Sometimes we forget to sing. Sometimes we are singing in the wrong color. This poem is a reminder that we don't have a lot of time on our hands. That we cannot afford the delay. That we need to be singing now. Tony Hoagland's "The Delay" reminds me of Guru Tegh Bahadur's poem that I nicknamed "Lost time" -- Ab Main Kahaa Karon Ri Mai - "I have wasted my life in useless pursuits. O Mother, what should I do now?"
Tony Hoagland's poem is below, and below that my own poem inspired by him.
The Delay
I should walk up the stairs right now
and make slow love to the woman I live with
but I sit here drinking gingerale instead
and turning the pages of a book
about the polar expeditions -- men
who ran away from what they should have done
to carve a name out for themselves
in a hunk of planetary ice.
In the yellowed, hundred-year-old photographs.
they still look arrogant and brash
in their brand new bearskin coats and beards.
The might be Nordic gods, posing on a ridge
above a caravan of Eskimoes and sleds.
But I wonder how they looked months later,
when the emptiness they wanted
such a close inspection of
had eaten out their cheeks, eaten up
the part of them made out of words,
and left the bony, silent men themselves
walking over fields of sea-green,
thousand-year old ice and wind. There are
other photographs -- the Welshman
kneeling, as if to pray
at the carcass of a seal; Peary
weeping at the stump of his left hand.
There are other plot-lines and motifs
But the story stays the same: some of us
would rather die than change. We love
what will destroy us
as a shortcut through this world
which would bend an break us slowly
into average flesh and blood.
I close the book and listen to the noises
of an ordinary night. A chair that scrapes.
The cricket, like a small appliance
singing. The air of every room
so ponderously still.

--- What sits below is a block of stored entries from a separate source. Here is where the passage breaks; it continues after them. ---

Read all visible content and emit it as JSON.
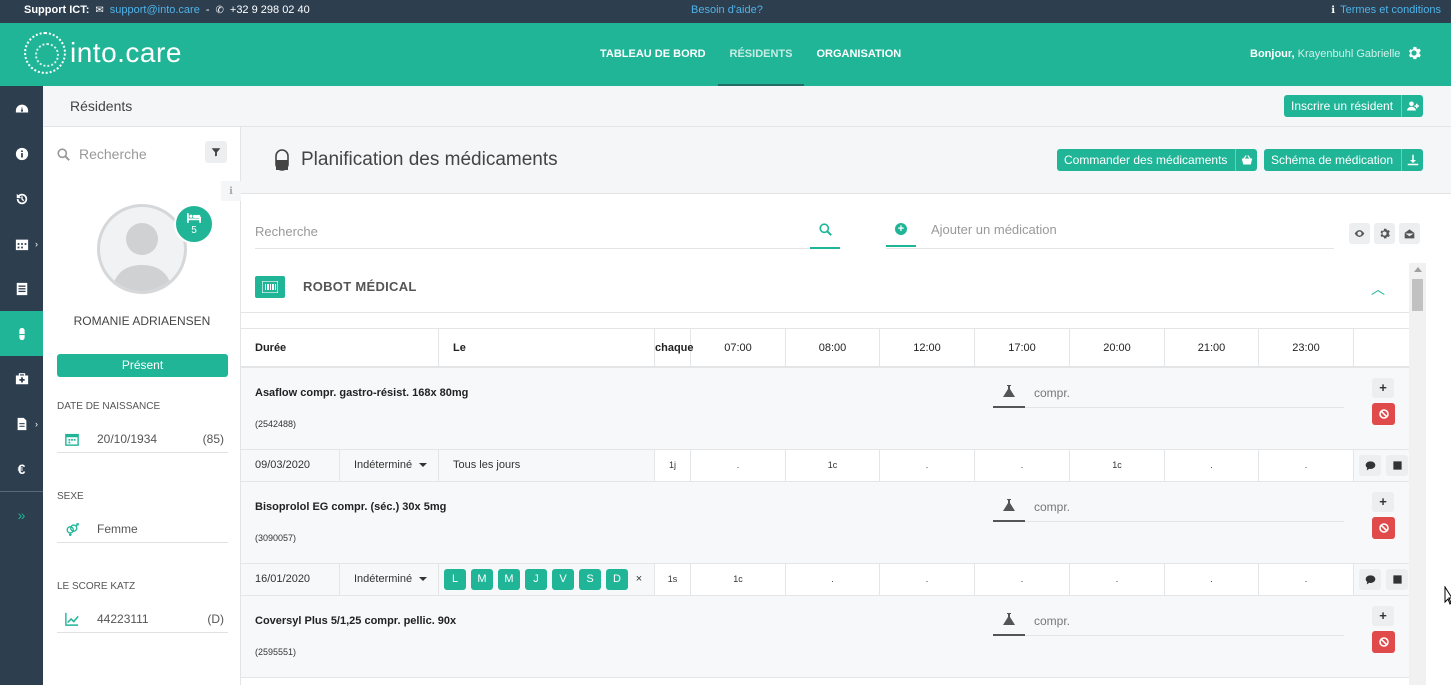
{
  "topbar": {
    "support_label": "Support ICT:",
    "email": "support@into.care",
    "separator": "-",
    "phone": "+32 9 298 02 40",
    "help": "Besoin d'aide?",
    "terms": "Termes et conditions"
  },
  "header": {
    "logo": "into.care",
    "nav": [
      "TABLEAU DE BORD",
      "RÉSIDENTS",
      "ORGANISATION"
    ],
    "active_nav": "RÉSIDENTS",
    "greeting": "Bonjour,",
    "user": "Krayenbuhl Gabrielle"
  },
  "sidebar": {
    "items": [
      "dashboard-icon",
      "info-icon",
      "history-icon",
      "calendar-icon",
      "list-icon",
      "pill-icon",
      "medkit-icon",
      "file-icon",
      "euro-icon",
      "expand-icon"
    ],
    "active": "pill-icon"
  },
  "breadcrumb": {
    "title": "Résidents",
    "register_button": "Inscrire un résident"
  },
  "resident": {
    "search_placeholder": "Recherche",
    "room": "5",
    "name": "ROMANIE ADRIAENSEN",
    "status": "Présent",
    "dob_label": "DATE DE NAISSANCE",
    "dob": "20/10/1934",
    "age": "(85)",
    "sex_label": "SEXE",
    "sex": "Femme",
    "katz_label": "LE SCORE KATZ",
    "katz": "44223111",
    "katz_class": "(D)"
  },
  "main": {
    "title": "Planification des médicaments",
    "order_button": "Commander des médicaments",
    "schema_button": "Schéma de médication",
    "search_placeholder": "Recherche",
    "add_placeholder": "Ajouter un médication",
    "section_title": "ROBOT MÉDICAL"
  },
  "table": {
    "headers": {
      "duration": "Durée",
      "on": "Le",
      "every": "chaque",
      "times": [
        "07:00",
        "08:00",
        "12:00",
        "17:00",
        "20:00",
        "21:00",
        "23:00"
      ]
    },
    "medications": [
      {
        "name": "Asaflow compr. gastro-résist. 168x 80mg",
        "code": "(2542488)",
        "unit": "compr.",
        "start": "09/03/2020",
        "duration": "Indéterminé",
        "frequency_text": "Tous les jours",
        "every": "1j",
        "doses": [
          ".",
          "1c",
          ".",
          ".",
          "1c",
          ".",
          "."
        ]
      },
      {
        "name": "Bisoprolol EG compr. (séc.) 30x 5mg",
        "code": "(3090057)",
        "unit": "compr.",
        "start": "16/01/2020",
        "duration": "Indéterminé",
        "days": [
          "L",
          "M",
          "M",
          "J",
          "V",
          "S",
          "D"
        ],
        "clear": "×",
        "every": "1s",
        "doses": [
          "1c",
          ".",
          ".",
          ".",
          ".",
          ".",
          "."
        ]
      },
      {
        "name": "Coversyl Plus 5/1,25 compr. pellic. 90x",
        "code": "(2595551)",
        "unit": "compr."
      }
    ]
  }
}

I can tell
that it is not too late.
And then I think this ordinariness
will crush me in its fist.
And then I wish it would
for Charlie Smith
Here is my poem inspired by Tony Hoagland:
Turning the Pages
- After Tony Hoagland
I should stand up now, call the friend whose name I keep forgetting but remember only after the phone rings with a call I never return.
Instead, I’m here at the window, watching the streetlights buzz and flicker, turning a page in a book I don’t care about, the words as distant as glaciers.
Somewhere in the North Atlantic, there’s a ship under the ice, its planks groaning like an old man rising from a stiff-backed chair.
The men on board had wanted a closer look at emptiness, and it took them, took their names, their maps, their fire.
I could write a letter now, say the thing I’ve been thinking to someone who isn’t expecting it— but the ordinary night breathes against my face,
the chair that scrapes, the neighbor’s dog kicking its legs in a dream. And I wonder if this ordinariness will carve me out like the cold,
leave my silhouette on the wallpaper, thin as the shadow of a moth. I close the book. The window reflects my face,
half-lit, as if the world itself is still deciding whether to remember me.